I realize this is very very similar to another bug (https://bugzilla.redhat.com/show_bug.cgi?id=740501)

bhis only happens on 6.2 with sssd-1.5.1-66 and sssd-1.5.1-66_2_3, 
but it does not happen on our 6.1 machines with sssd-1.5.1-34.

I will gladly provide any additional logs and info if needed.

Comment 2 Stephen Gallagher 2012-03-22 12:11:03 UTC
The monitor code was rewritten in SSSD 1.8, which is going to be included in RHEL 6.3. This issue should go away then.

Please test this when the RHEL 6.3 beta becomes available.

Comment 4 Kaushik Banerjee 2012-05-07 10:16:02 UTC
Verified with sssd-1.8.0-25


Tested with the following scenarios:
1. Introduce a high amount of load + set timeout=1 + keep doing user lookups.
sssd backend got restarted and I was still able to lookup users after the restart.

2. Manually killing sssd_nss process.
The process started back again and I was able to enumerate/lookup users again.

Comment 5 Stephen Gallagher 2012-06-12 13:47:44 UTC
    Technical note added.

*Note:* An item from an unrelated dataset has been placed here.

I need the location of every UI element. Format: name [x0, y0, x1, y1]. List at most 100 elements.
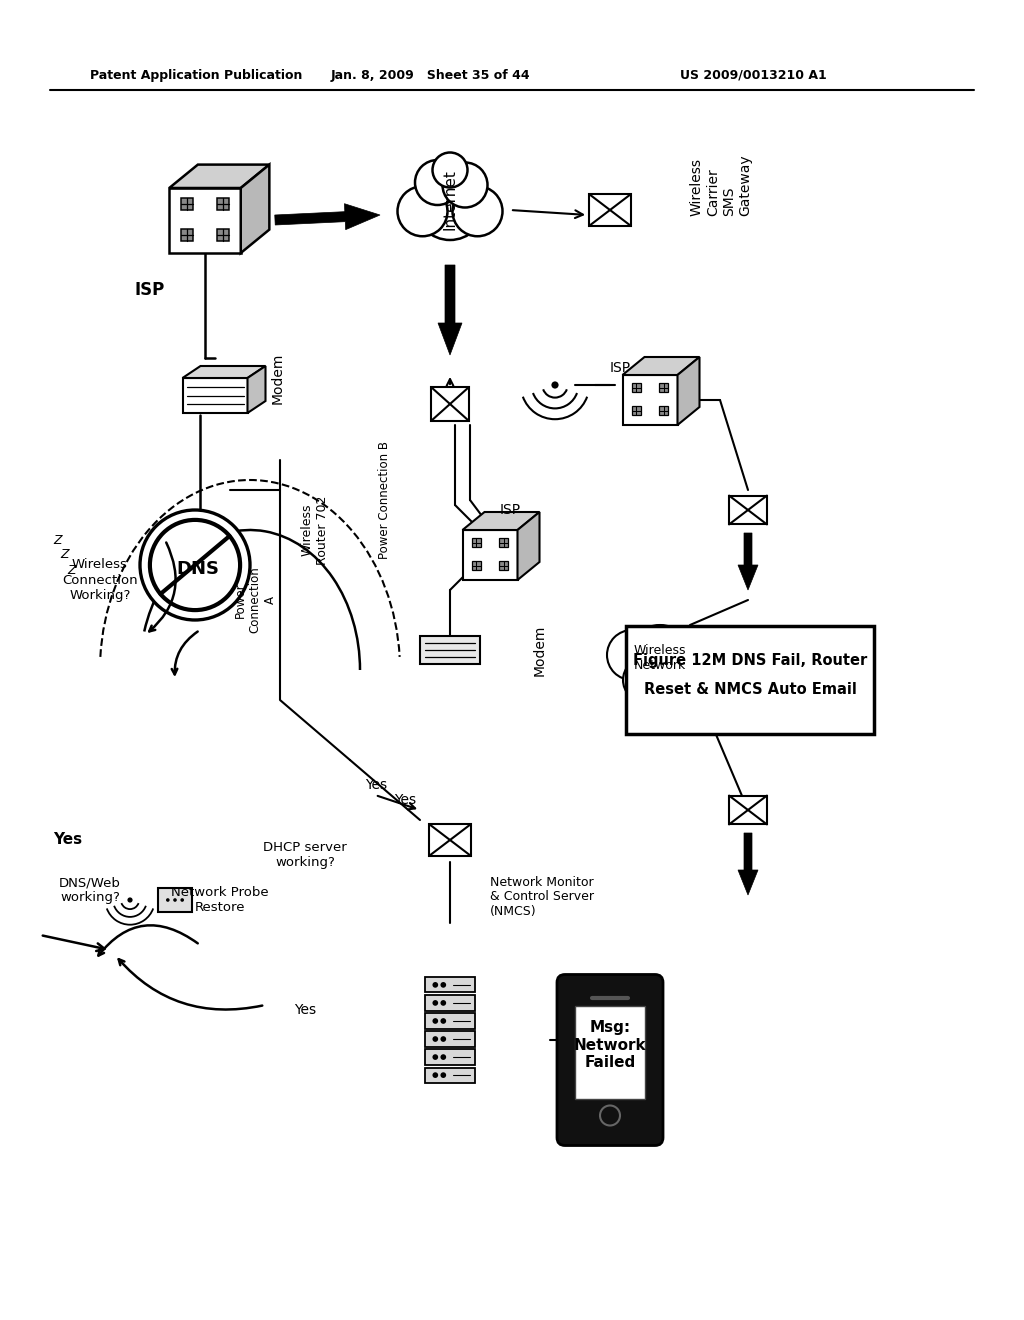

If any revisions are required, please edit the "Technical Notes" field
    accordingly. All revisions will be proofread by the Engineering Content Services team.
    
    New Contents:
No documentation required

Comment 7 errata-xmlrpc 2012-06-20 11:56:25 UTC
Since the problem described in this bug report should be
resolved in a recent advisory, it has been closed with a
resolution of ERRATA.

For information on the advisory, and where to find the updated
files, follow the link below.

If the solution does not work for you, open a new bug report.

http://rhn.redhat.com/errata/RHBA-2012-0747.html